Internal free magnesium modulates the voltage dependence of contraction and Ca transient in rabbit ventricular myocytes

Abstract

 We investigated the effect of altering internal free magnesium concentration (Mg_i) on the contraction and Ca_i transient of patch-clamped rabbit ventricular myocytes. Experiments were performed at 35°C; cells were held at –40 mV to inactivate Na channels and T-type Ca channels, and at this potential (and in the absence of cyclic AMP) ”Ca-induced Ca release” is the primary trigger mechanism. Cells dialysed with a low Mg_i (2.9 μM) had a large and fast phasic contraction and Ca_i transient at positive potentials (+60, +80 mV). Cells dialysed with a high Mg_i (7.1 mM) had a small or absent phasic contraction and Ca_i transient at positive potentials.
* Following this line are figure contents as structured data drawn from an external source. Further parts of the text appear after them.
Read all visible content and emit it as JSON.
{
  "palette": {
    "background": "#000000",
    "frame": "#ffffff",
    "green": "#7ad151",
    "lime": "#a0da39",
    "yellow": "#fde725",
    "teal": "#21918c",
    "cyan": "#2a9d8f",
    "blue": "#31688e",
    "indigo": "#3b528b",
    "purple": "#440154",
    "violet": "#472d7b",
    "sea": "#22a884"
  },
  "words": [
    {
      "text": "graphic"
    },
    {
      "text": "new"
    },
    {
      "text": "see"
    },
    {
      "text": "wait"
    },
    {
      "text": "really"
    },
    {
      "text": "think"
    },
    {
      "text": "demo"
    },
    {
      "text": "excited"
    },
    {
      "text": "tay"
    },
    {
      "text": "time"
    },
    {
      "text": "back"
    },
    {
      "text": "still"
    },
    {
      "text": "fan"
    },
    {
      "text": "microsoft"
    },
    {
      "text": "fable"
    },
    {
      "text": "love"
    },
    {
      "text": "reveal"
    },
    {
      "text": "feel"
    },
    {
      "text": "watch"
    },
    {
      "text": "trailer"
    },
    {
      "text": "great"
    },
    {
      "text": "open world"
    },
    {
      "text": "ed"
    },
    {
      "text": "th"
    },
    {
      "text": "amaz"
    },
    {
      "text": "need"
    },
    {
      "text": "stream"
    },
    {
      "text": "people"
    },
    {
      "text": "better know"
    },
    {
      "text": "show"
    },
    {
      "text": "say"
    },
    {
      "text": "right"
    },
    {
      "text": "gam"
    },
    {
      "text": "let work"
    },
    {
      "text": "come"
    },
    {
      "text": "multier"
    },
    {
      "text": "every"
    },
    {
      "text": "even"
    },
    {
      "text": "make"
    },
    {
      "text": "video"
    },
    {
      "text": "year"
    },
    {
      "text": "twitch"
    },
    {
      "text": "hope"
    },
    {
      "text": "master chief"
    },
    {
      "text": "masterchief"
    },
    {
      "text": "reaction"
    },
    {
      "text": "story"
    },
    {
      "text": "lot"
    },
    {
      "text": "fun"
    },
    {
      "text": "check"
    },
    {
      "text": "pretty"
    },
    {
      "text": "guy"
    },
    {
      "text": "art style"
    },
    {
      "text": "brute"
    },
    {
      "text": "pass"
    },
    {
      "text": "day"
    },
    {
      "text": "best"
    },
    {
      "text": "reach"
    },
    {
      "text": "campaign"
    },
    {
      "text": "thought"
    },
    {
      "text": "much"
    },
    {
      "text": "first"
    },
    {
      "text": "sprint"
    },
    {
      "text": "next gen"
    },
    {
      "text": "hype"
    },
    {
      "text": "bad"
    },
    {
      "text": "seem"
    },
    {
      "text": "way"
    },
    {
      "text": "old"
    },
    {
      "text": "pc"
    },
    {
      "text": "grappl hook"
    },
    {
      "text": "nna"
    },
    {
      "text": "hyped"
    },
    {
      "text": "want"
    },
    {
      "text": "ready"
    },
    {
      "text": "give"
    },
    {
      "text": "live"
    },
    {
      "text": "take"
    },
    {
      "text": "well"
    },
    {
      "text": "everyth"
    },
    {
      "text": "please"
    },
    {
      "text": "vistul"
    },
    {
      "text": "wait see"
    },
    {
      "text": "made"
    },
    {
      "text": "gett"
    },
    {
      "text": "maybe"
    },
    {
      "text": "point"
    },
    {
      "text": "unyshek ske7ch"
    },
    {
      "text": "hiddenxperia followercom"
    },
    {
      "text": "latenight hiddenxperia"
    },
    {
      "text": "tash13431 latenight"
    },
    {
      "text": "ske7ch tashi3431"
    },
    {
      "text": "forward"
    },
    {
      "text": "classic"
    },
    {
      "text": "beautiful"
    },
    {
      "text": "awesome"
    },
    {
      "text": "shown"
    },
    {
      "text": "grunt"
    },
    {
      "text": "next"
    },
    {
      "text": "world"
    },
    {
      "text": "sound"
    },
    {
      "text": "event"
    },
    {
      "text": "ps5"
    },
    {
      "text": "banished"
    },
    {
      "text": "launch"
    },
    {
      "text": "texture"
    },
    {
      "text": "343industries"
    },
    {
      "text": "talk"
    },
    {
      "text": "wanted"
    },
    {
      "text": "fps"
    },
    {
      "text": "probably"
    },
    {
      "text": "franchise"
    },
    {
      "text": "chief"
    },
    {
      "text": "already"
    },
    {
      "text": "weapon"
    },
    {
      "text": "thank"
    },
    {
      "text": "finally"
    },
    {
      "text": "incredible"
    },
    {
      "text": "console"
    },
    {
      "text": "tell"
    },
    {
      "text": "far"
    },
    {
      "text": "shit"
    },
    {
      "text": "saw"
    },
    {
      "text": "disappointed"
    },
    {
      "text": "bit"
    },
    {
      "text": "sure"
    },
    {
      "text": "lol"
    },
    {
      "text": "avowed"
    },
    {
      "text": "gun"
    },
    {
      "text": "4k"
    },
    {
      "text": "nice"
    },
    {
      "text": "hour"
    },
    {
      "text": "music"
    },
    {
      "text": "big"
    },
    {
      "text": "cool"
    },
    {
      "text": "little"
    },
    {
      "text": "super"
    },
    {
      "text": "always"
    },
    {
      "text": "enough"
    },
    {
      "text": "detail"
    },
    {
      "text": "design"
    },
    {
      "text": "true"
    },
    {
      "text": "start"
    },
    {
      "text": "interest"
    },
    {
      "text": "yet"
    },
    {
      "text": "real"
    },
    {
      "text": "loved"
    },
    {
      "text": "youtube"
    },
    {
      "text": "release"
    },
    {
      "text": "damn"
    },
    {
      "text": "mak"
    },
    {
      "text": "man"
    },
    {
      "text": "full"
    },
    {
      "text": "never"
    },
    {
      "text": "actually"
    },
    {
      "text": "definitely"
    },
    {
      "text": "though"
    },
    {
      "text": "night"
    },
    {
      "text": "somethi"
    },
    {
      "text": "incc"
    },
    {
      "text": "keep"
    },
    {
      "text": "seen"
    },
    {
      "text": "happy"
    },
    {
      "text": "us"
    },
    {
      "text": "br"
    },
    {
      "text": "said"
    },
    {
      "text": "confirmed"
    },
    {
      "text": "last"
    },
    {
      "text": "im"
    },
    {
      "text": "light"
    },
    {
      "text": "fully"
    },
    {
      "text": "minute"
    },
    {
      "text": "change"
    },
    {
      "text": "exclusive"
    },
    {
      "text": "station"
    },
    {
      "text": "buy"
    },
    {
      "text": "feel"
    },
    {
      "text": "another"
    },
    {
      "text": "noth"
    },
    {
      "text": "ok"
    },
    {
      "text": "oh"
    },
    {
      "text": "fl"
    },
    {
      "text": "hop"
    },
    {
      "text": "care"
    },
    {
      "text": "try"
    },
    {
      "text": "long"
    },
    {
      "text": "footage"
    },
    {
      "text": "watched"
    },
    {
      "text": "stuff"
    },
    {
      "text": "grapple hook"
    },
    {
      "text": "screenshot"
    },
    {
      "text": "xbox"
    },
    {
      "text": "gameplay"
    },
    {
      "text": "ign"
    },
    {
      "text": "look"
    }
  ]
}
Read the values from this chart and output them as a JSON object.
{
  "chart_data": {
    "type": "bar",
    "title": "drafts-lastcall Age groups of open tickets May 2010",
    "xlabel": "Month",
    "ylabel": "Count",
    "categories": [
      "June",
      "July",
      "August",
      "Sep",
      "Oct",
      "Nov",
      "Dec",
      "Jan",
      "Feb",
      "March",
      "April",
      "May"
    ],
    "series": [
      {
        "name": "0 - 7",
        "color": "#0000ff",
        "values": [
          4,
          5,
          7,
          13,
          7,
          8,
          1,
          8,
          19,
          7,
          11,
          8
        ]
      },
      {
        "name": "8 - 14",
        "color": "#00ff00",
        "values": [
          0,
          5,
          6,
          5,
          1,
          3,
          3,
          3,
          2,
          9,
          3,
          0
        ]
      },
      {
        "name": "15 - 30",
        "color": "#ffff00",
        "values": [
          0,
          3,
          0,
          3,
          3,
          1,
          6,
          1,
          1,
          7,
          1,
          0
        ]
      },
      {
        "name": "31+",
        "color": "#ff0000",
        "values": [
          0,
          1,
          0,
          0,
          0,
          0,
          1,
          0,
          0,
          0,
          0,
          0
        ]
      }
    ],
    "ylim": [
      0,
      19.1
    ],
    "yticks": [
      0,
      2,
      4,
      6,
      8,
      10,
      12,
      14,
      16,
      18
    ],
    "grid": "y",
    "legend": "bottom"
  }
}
These effects were due to a change in free Mg_i, and not due to a change in [Mg.ATP]. In cells dialysed with a low Mg_i, application of Ca channel blockers (32 μM nifedipine with 10 μM D600) for a single beat abolished current through L-type Ca channels (I _Ca,L); however, 53% of the Ca_i transient was still elicited. Adding 5 mM Ni to Ca channel blockers abolished the remaining Ca_i transient, indicating that (in the absence of I _Ca,L) the transient might be triggered by reverse Na/Ca exchange. In cells dialysed with a high Mg_i, a single-beat switch to Ca channel blockers was sufficient alone to abolish the Ca_i transient, indicating that under these conditions Ca entry via I _Ca,L is the primary sarcoplasmic reticulum trigger mechanism. These results suggest that raised free Mg_i might partially inhibit the activity of the Na/Ca exchange, or might limit its ability to trigger Ca release.